Note: even if your files weren't conveniently named with the date, you could sort the images by modification date and take the last one:

last_photo_taken = sorted(glob.glob("/home/pi/webcam/*.jpg"),key=os.path.getmtime)[-1]

Here's an example of some code to list all files and folders in a specific folder:

import os
files = os.listdir("myfolder")

And here's one way to take that list and filter for names that match a specific regular expression (I've used filenames of the format YYYYMMDD-HHMM.jpg, but you can change that):

import re
jpgre = re.compile(r"\d{8}-\d{4}\.jpg")
jpgs = [s for s in files if jpgre.match(s)]

Now we need to sort by date/time because the list is in arbitrary order.

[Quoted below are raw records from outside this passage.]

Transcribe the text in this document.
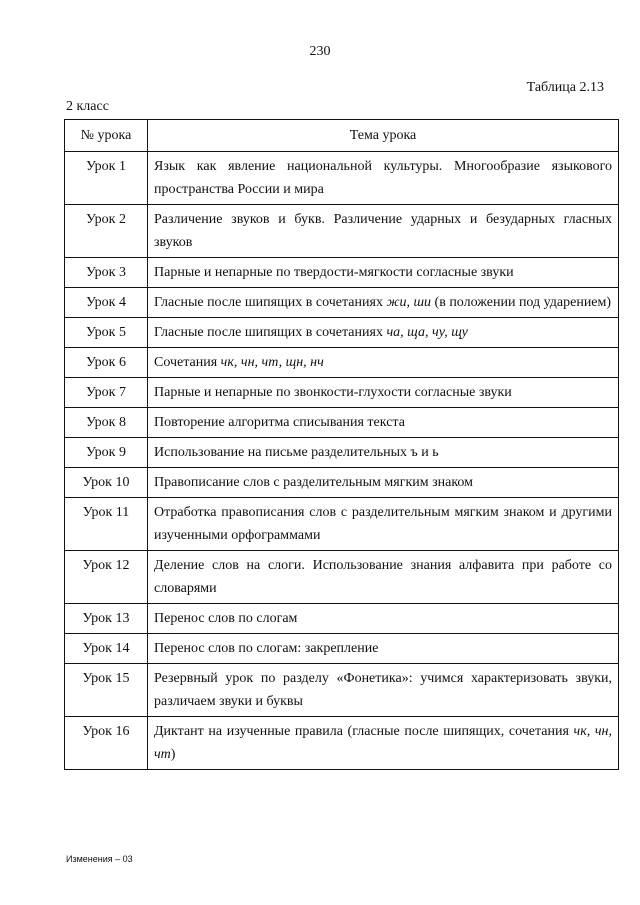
230
Таблица 2.13
2 класс
№ урока	Тема урока
Урок 1	Язык как явление национальной культуры. Многообразие языкового пространства России и мира
Урок 2	Различение звуков и букв. Различение ударных и безударных гласных звуков
Урок 3	Парные и непарные по твердости-мягкости согласные звуки
Урок 4	Гласные после шипящих в сочетаниях жи, ши (в положении под ударением)
Урок 5	Гласные после шипящих в сочетаниях ча, ща, чу, щу
Урок 6	Сочетания чк, чн, чт, щн, нч
Урок 7	Парные и непарные по звонкости-глухости согласные звуки
Урок 8	Повторение алгоритма списывания текста
Урок 9	Использование на письме разделительных ъ и ь
Урок 10	Правописание слов с разделительным мягким знаком
Урок 11	Отработка правописания слов с разделительным мягким знаком и другими изученными орфограммами
Урок 12	Деление слов на слоги. Использование знания алфавита при работе со словарями
Урок 13	Перенос слов по слогам
Урок 14	Перенос слов по слогам: закрепление
Урок 15	Резервный урок по разделу «Фонетика»: учимся характеризовать звуки, различаем звуки и буквы
Урок 16	Диктант на изученные правила (гласные после шипящих, сочетания чк, чн, чт)
Изменения – 03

Note that all my filenames are of the form YYYYMMDD-HHMM.jpg, so we can easily sort it by date/time, as follows:

jpgs.sort()

And finally, the newest JPG filename is the last in the list:

file = jpgs[-1]

Hope this gets you started. Note that I've assumed that you may have other JPGs in the same folder so a listing of *.jpg might yield undesirable files, and that's why I gave a general solution using regular expression matching. If you don't have other JPGs then you could use glob ("folder/*.jpg").